Gracioso el cuestionamiento con el que termino el párrafo anterior, realidad a la que nos vemos expuestos continuamente. Crisis de humanidad, así lo califica Joseph Gevaert en su libro La Condición Humana, es cierto, presenciamos la más profunda crisis que haya podido atravesar el hombre en toda su historia. Crisis que podríamos llamar de muchas maneras; crisis que carcome los tejidos de nuestra sociedad; crisis que transforma el contexto social, crisis que nos hace ciegos ante una realidad inminente: el hombre en su búsqueda egoísta por encontrarse a sí mismo se ha perdido de sí, el nosce te ipsum (conócete a ti mismo -sentencia del areópago griego-) se convirtió en el ignora a tu hermano. El mayor problema del hombre es sí mismo, su mayor enemigo está dentro no fuera como él cree, su mayor enemigo no es Dios, ni el Demonio, ni la sociedad, nada que esté fuera, es él mismo su propio destructor. Llevamos miles de años destruyendo lo que Dios nos regaló como única casa, miles de años matando la única compañía racional que Dios nos dio -el hermano-. Crisis de humanidad que se traduce en la realidad más triste que debemos aceptar: nuestra crisis tiene raíz en nuestra falta de amor. Nacimos con una profunda necesidad de ser amados, pero nadie se atreve a amar...

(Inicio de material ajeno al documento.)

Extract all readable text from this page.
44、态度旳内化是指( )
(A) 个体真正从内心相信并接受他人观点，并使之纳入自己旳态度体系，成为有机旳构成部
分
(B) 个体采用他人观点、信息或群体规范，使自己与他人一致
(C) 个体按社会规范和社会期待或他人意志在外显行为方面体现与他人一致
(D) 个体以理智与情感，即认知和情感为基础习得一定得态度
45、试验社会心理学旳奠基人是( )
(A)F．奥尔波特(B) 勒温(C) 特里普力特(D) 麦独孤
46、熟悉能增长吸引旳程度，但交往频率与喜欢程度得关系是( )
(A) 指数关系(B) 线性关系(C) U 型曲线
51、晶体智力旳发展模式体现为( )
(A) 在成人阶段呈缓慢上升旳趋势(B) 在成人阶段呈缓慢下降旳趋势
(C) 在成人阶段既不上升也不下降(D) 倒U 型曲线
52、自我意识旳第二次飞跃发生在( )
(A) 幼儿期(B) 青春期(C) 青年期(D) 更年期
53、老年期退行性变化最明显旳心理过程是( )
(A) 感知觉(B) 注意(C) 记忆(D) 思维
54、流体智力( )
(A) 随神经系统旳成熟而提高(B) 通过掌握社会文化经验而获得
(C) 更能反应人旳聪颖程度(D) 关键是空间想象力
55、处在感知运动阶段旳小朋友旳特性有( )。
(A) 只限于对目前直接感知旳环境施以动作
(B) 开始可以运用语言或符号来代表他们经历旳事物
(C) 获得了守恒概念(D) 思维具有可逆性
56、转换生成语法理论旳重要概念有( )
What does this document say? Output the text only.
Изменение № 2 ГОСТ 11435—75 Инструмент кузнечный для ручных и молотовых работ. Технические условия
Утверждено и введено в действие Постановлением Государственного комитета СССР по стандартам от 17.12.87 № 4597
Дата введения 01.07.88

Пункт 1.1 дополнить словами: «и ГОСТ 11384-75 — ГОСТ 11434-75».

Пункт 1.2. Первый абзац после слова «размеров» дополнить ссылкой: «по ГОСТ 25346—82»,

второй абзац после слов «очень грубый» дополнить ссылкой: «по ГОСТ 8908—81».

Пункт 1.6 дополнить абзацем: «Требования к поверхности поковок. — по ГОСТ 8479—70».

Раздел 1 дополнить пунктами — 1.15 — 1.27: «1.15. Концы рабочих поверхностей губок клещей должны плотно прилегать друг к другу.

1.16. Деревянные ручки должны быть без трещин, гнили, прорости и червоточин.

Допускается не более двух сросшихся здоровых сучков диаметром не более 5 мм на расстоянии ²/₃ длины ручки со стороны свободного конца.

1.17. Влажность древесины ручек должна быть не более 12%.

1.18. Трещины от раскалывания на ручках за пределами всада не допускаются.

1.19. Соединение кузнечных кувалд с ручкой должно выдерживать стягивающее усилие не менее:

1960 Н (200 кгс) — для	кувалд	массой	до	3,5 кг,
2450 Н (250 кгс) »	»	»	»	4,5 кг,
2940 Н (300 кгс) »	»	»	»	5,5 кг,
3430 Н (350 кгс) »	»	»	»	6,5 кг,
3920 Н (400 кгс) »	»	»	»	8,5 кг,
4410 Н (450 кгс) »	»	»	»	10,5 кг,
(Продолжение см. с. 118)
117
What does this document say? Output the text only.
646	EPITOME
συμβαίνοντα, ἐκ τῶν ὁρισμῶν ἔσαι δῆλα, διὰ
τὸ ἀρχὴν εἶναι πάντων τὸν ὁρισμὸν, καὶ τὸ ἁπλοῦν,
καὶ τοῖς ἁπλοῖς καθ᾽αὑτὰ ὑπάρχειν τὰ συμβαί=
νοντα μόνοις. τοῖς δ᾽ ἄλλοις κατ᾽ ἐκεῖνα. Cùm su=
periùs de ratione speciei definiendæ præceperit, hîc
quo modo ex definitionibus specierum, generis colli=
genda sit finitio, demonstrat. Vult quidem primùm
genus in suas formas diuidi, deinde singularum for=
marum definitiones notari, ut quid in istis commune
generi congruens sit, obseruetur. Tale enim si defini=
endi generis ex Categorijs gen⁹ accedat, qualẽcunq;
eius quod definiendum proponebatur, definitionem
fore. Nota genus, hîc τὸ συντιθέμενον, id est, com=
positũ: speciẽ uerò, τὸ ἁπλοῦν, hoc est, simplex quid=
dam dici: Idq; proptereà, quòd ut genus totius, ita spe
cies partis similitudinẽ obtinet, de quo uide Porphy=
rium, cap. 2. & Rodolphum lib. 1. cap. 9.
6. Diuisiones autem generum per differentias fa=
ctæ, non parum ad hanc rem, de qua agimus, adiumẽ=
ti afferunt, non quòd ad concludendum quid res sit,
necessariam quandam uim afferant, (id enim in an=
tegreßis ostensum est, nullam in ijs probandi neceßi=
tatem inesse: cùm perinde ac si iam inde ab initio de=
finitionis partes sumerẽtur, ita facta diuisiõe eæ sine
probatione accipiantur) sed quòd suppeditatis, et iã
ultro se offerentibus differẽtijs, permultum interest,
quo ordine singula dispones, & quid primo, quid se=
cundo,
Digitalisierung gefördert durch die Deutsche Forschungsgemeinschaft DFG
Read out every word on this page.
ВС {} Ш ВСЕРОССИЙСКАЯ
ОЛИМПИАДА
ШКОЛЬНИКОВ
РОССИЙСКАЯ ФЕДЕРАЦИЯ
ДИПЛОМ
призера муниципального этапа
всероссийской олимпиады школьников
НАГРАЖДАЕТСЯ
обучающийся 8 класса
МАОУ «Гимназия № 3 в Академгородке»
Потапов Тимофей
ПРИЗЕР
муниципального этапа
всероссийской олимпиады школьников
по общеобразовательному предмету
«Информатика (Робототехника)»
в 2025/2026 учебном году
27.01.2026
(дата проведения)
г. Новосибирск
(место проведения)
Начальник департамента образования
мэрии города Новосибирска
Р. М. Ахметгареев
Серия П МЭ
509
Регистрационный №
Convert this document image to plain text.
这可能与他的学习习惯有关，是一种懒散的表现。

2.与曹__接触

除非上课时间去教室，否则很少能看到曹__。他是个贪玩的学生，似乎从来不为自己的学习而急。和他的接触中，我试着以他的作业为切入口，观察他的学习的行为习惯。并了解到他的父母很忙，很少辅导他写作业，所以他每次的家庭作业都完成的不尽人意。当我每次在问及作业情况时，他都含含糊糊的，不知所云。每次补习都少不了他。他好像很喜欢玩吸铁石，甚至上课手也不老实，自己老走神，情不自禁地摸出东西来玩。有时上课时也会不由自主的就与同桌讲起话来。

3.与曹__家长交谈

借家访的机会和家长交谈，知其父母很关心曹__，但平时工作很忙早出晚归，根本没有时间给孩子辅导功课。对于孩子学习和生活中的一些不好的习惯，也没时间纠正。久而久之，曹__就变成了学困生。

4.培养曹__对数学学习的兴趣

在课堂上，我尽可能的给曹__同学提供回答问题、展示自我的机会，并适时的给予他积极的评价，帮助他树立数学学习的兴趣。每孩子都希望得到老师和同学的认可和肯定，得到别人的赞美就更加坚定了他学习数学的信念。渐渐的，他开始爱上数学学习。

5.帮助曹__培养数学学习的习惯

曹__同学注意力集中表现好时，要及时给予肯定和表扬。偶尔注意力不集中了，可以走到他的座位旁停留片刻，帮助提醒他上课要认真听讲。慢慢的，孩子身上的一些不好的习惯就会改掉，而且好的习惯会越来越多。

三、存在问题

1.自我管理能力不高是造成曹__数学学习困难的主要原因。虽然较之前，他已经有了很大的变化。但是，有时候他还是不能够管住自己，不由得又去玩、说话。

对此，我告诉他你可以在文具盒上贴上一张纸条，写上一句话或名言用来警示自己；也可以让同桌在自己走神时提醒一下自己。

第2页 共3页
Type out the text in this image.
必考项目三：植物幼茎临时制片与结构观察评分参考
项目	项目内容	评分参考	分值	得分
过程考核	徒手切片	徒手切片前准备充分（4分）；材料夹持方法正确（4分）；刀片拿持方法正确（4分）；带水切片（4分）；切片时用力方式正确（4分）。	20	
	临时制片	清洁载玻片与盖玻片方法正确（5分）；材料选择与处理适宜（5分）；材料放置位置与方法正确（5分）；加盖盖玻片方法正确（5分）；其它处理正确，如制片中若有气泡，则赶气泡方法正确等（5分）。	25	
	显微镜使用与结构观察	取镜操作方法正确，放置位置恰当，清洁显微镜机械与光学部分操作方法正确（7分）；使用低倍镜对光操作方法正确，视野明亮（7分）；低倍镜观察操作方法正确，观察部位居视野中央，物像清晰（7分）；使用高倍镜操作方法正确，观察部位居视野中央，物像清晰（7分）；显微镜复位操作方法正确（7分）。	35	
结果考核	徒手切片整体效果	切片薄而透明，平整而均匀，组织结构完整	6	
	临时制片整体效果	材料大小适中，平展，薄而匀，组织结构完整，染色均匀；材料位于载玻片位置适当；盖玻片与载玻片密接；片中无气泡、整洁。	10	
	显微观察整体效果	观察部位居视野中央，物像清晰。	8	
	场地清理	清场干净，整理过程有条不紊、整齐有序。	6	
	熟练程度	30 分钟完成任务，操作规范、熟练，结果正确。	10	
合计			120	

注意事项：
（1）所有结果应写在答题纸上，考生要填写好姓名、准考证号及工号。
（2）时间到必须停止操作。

“Ámense los unos a los otros como yo los he amado”, “nadie ama más que el que da la vida por sus amigos”, “hagan esto en memoria mía”. Profundas recomendaciones que Cristo nos dejó. Él no nos pidió discursos coherentes, largas oraciones, fundar nuevos estilos de vivir en comunidad, sermones llenos de palabras; nos pidió algo sencillo y simple: Amar; pero con una finalidad: ser como él. Cuando Jesús dijo “sean perfectos como mi Padre es perfecto”, dijo simplemente Amen como mi Padre ama. Yo y el Padre uno somos. ¿Qué otra cosa puede hacerlos uno si no el amor? ¿De qué otro modo si no a través del amor puede ser Dios la comunidad perfecta del amor? el Papa Benedicto XVI le dedicó toda una encíclica a hablar de lo único que puede cambiar nuestra triste realidad Deus caritas est (Dios es amor), tan sencillo como eso, si Dios es amor y nosotros somos sus seguidores que debemos hacer: ¿hablar de Dios o amar como Dios? ¿Hablar del amor o vivir en el amor? Claro está que es muy difícil para el hombre amar de este modo, pero eso lo sabe Dios, y lo sabemos nosotros, no es nuestra obra, es la suya, Él lo dijo: “sine me nihil potestis facere” (sin mí nada pueden hacer), por eso hemos de rendirnos plenamente a Él, darle todo a Él, dejar todo en sus manos, decir con María: “ecce ancilla Domine, fiat me sicum verbum tua” (he aquí la esclava del Señor, hágase en mí según tu palabra), y que el Espíritu engendre a Dios en nuestras vidas, que engendre su amor en nuestros corazones.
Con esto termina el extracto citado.